I called the old company. They told me that it was indeed, under abrogation, but that they had no hope of ever actually getting their money back. So I asked what I thought was a life-saving question: could they, then, remove it from our record? Well, no, she said, because then it would look as if it were settled and it wasn’t settled. “But,” I pointed out, “you just told me it isn’t going to be settled.”

“That’s right it isn’t. But we can’t just act as if it was never on your record.”

“But why not? It wasn’t even our fire?”

“I’m sorry, but we just can’t.”

Well that was that. Then one day in the summer of 2003 I saw a sign for the fire insurance company our bank had placed us with and I hatched what I thought was a brilliant plan. I would just go ask them to insure everything. After all, they already had the most dangerous part of the gamble covered. The woman who spoke with me was very kind as she explained, much as you would to a five year old, that their company did not actually insure our home for us. They insured it for the bank. If we ever had a fire the bank’s loss would be taken care of-we would get nothing. Now I felt like a stupid indigent. However, she did suggest that I call the Illinois state insurance board and ask them what to do and she even gave me the number.

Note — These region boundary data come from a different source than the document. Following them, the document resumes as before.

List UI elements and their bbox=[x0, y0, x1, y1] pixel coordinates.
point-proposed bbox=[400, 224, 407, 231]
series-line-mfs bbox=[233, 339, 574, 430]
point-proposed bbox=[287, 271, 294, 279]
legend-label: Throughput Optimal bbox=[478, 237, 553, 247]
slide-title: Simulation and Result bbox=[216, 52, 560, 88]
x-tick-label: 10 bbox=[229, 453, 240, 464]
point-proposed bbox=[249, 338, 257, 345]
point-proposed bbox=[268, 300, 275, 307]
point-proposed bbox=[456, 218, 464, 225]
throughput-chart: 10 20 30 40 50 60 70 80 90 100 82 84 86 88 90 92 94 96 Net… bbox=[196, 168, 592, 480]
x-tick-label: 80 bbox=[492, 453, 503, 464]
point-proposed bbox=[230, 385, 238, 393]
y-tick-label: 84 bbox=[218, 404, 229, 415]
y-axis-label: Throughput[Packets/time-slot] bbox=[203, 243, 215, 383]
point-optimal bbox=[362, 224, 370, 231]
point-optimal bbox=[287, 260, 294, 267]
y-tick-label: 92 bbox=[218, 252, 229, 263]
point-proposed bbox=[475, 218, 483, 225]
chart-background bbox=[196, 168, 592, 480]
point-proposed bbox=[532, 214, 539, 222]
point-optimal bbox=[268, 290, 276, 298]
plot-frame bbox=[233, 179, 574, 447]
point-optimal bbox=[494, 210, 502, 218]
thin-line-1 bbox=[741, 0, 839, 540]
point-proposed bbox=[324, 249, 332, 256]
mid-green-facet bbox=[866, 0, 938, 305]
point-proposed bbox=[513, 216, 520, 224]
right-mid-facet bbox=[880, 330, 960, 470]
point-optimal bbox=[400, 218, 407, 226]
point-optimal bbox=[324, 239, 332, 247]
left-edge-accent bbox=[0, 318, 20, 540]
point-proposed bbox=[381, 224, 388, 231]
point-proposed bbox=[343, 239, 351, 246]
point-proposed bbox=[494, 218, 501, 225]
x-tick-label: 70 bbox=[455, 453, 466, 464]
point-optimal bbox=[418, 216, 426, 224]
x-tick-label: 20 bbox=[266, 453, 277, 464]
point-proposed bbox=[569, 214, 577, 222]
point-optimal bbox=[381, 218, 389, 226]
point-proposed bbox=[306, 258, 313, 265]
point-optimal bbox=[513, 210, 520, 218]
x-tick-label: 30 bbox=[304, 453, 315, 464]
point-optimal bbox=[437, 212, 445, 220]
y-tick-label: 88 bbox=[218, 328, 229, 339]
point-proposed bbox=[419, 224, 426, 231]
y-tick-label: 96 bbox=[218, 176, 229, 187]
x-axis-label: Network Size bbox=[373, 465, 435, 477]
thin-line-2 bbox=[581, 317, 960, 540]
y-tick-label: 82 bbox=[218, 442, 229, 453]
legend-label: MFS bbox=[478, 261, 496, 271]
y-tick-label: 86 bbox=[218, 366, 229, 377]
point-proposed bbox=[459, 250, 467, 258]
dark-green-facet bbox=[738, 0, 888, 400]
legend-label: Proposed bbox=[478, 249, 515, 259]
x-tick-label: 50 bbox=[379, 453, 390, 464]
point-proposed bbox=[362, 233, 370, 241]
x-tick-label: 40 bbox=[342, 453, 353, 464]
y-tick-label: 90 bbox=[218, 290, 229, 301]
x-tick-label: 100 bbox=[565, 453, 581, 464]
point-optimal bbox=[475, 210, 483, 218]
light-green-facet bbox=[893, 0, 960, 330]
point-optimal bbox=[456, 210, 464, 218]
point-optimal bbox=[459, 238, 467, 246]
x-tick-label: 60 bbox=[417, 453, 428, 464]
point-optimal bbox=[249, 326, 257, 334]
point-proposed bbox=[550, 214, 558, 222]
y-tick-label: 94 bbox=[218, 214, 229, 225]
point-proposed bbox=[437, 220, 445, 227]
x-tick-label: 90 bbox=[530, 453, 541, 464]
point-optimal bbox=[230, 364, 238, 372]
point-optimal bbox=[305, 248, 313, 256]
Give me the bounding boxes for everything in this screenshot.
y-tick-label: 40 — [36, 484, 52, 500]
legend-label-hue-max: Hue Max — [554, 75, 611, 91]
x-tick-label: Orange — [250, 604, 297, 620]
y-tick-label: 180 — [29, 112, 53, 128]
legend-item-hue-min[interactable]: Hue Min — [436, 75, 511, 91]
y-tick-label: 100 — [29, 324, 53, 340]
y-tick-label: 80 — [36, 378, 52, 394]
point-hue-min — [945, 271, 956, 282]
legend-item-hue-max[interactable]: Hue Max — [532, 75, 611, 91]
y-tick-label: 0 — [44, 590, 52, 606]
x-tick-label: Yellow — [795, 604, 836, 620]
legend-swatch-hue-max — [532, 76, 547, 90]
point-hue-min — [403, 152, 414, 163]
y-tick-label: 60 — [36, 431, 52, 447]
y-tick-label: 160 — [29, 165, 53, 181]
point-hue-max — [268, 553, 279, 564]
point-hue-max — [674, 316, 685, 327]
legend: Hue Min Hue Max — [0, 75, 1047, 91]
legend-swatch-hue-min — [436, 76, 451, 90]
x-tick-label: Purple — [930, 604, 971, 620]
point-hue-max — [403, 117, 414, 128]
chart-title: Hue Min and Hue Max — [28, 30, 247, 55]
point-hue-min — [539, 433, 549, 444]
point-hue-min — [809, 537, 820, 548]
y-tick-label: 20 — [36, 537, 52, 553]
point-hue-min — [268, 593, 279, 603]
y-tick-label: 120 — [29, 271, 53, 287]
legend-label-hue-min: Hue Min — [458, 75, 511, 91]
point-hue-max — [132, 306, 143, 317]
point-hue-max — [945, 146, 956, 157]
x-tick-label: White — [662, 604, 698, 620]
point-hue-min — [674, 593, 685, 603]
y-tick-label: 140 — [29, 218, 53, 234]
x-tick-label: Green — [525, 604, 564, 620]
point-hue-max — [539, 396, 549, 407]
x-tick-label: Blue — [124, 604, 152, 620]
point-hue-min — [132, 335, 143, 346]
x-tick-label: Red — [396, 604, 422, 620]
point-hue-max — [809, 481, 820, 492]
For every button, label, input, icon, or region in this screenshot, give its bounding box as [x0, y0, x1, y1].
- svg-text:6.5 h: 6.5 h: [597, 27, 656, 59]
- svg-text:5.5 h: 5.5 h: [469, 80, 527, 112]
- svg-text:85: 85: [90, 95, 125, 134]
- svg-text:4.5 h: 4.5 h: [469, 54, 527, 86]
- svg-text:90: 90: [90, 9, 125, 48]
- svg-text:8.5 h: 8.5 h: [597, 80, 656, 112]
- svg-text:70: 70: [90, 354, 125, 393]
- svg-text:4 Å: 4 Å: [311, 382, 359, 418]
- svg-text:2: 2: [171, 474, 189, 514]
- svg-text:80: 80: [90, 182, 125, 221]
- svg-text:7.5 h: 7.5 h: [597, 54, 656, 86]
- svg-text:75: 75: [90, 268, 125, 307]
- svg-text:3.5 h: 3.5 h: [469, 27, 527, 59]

I called and the guy told me that we were pretty much out of luck. He said we might be able to get one company to insure us because they specialized in uninsurable cases, but that it would cost a lot-and a lot we didn’t have. He also told me that whomever had told me the record would go away in five years was sadly mistaken-records were kept by a company out of Atlanta and might go on deep background but never actually went away. And he didn’t think fire even went on deep background. He was also kind enough to inform me that if a fire is not arson then the owner of the damaged home is almost always responsible for their own damage (a fact our fire chief was surprised to learn) and, furthermore, that our home would be probably be uninsurable for future potential buyers as well.

My husband and I could not believe it-and no one else did either. It was like a bad movie or the book of Job and it wouldn’t end. We lived through another winter and the fourth tornado season with no insurance. And then in April our Allstate agent sent us a letter requesting that we switch our homeowner’s insurance to them. They had already rejected us once but I sent a detailed letter and informed them that they were more than welcome to insure our autos as well as our house but that they didn’t appear to want to. The agent called two days later to say that Allstate would gladly take on our home.

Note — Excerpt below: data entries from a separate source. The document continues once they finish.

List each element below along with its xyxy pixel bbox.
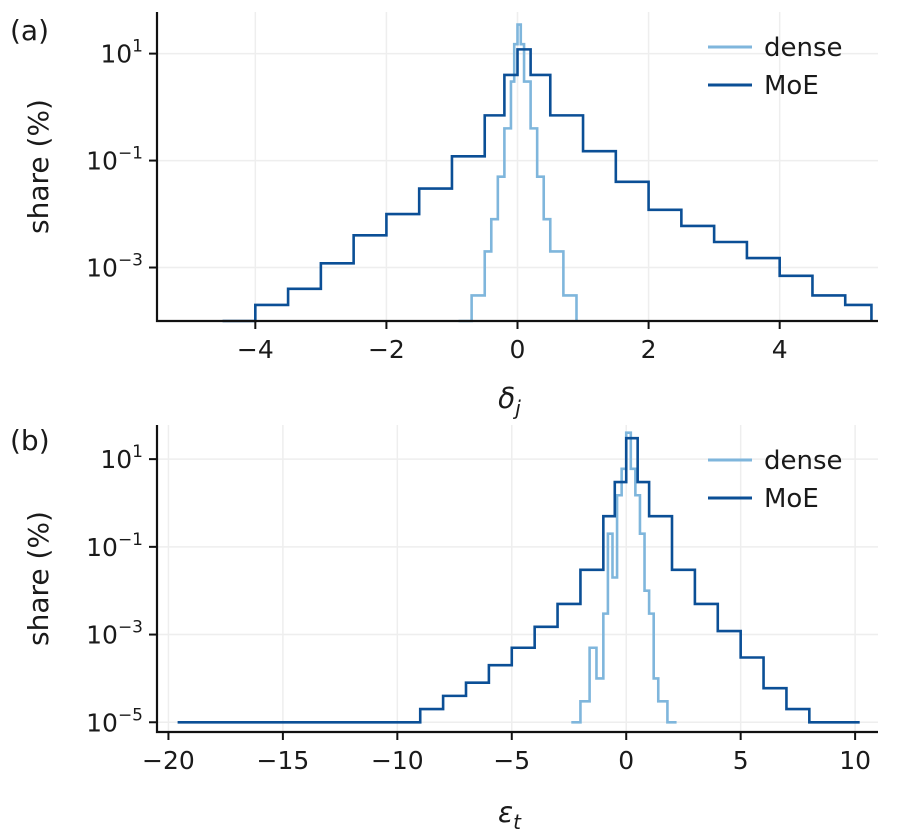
x-tick-label: −20 xyxy=(142,746,195,775)
legend: dense MoE xyxy=(708,446,843,514)
x-tick-label: 0 xyxy=(510,335,526,364)
legend-label-dense: dense xyxy=(764,33,843,63)
x-tick-label: −15 xyxy=(257,746,310,775)
x-axis-label-subscript: t xyxy=(513,810,522,834)
y-tick-label-exponent: −3 xyxy=(118,251,143,271)
x-axis-label-subscript: j xyxy=(512,396,521,420)
series-line-dense xyxy=(458,23,578,323)
x-tick-label: −10 xyxy=(371,746,424,775)
y-axis-label: share (%) xyxy=(22,99,55,234)
y-tick-label-base: 10 xyxy=(100,445,132,474)
x-axis-label-symbol: ε xyxy=(498,796,513,829)
y-tick-label: 101 xyxy=(100,442,143,474)
y-tick-label-base: 10 xyxy=(100,40,132,69)
x-tick-label: −5 xyxy=(493,746,530,775)
y-tick-label: 10−3 xyxy=(86,251,143,283)
y-tick-label: 10−1 xyxy=(86,530,143,562)
series-group xyxy=(222,23,873,323)
y-tick-label: 10−1 xyxy=(86,144,143,176)
y-tick-label-exponent: 1 xyxy=(132,442,143,462)
series-line-moe xyxy=(177,436,860,724)
y-tick-label: 10−5 xyxy=(86,705,143,737)
y-tick-label: 10−3 xyxy=(86,618,143,650)
axes-spines xyxy=(155,425,878,734)
x-tick-label: 10 xyxy=(839,746,871,775)
x-axis-label: δj xyxy=(498,382,521,420)
y-tick-label: 101 xyxy=(100,37,143,69)
y-tick-label-base: 10 xyxy=(86,254,118,283)
y-tick-label-exponent: 1 xyxy=(132,37,143,57)
x-tick-label: 5 xyxy=(733,746,749,775)
series-line-moe xyxy=(222,48,873,323)
y-tick-label-base: 10 xyxy=(86,708,118,737)
legend-label-moe: MoE xyxy=(764,71,819,101)
y-tick-label-exponent: −5 xyxy=(118,705,143,725)
y-tick-label-base: 10 xyxy=(86,533,118,562)
legend-label-dense: dense xyxy=(764,446,843,476)
legend-label-moe: MoE xyxy=(764,484,819,514)
x-tick-label: 4 xyxy=(772,335,788,364)
panel-label: (a) xyxy=(10,14,49,47)
series-group xyxy=(177,431,860,724)
legend: dense MoE xyxy=(708,33,843,101)
y-axis-label: share (%) xyxy=(22,511,55,646)
x-axis-label: εt xyxy=(498,796,522,834)
y-tick-label-base: 10 xyxy=(86,621,118,650)
y-tick-label-exponent: −3 xyxy=(118,618,143,638)
x-axis-label-symbol: δ xyxy=(498,382,515,415)
y-tick-label-exponent: −1 xyxy=(118,530,143,550)
x-tick-label: −2 xyxy=(368,335,405,364)
series-line-dense xyxy=(571,431,677,724)
y-tick-label-exponent: −1 xyxy=(118,144,143,164)
panel-label: (b) xyxy=(10,424,50,457)
y-tick-label-base: 10 xyxy=(86,147,118,176)
x-tick-label: −4 xyxy=(237,335,274,364)
axes-spines xyxy=(155,12,878,323)
x-tick-label: 2 xyxy=(641,335,657,364)
x-tick-label: 0 xyxy=(618,746,634,775)
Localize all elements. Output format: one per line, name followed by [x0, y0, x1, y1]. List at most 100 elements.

The saga ended when, two months ago, they removed the money from our escrow account and agreed to cover us. The message I have since been shouting to anyone who will listen is simple: unless you have suffered catastrophic loss do NOT file a claim-even very small ones can lead to a company refusing to insure your home and all of them, especially fire, go on a permanent record. A colleague recently told me they had a branch fall on part of their fence and were going to claim $1000 from the insurance. I just looked at her and shook my head. Good luck.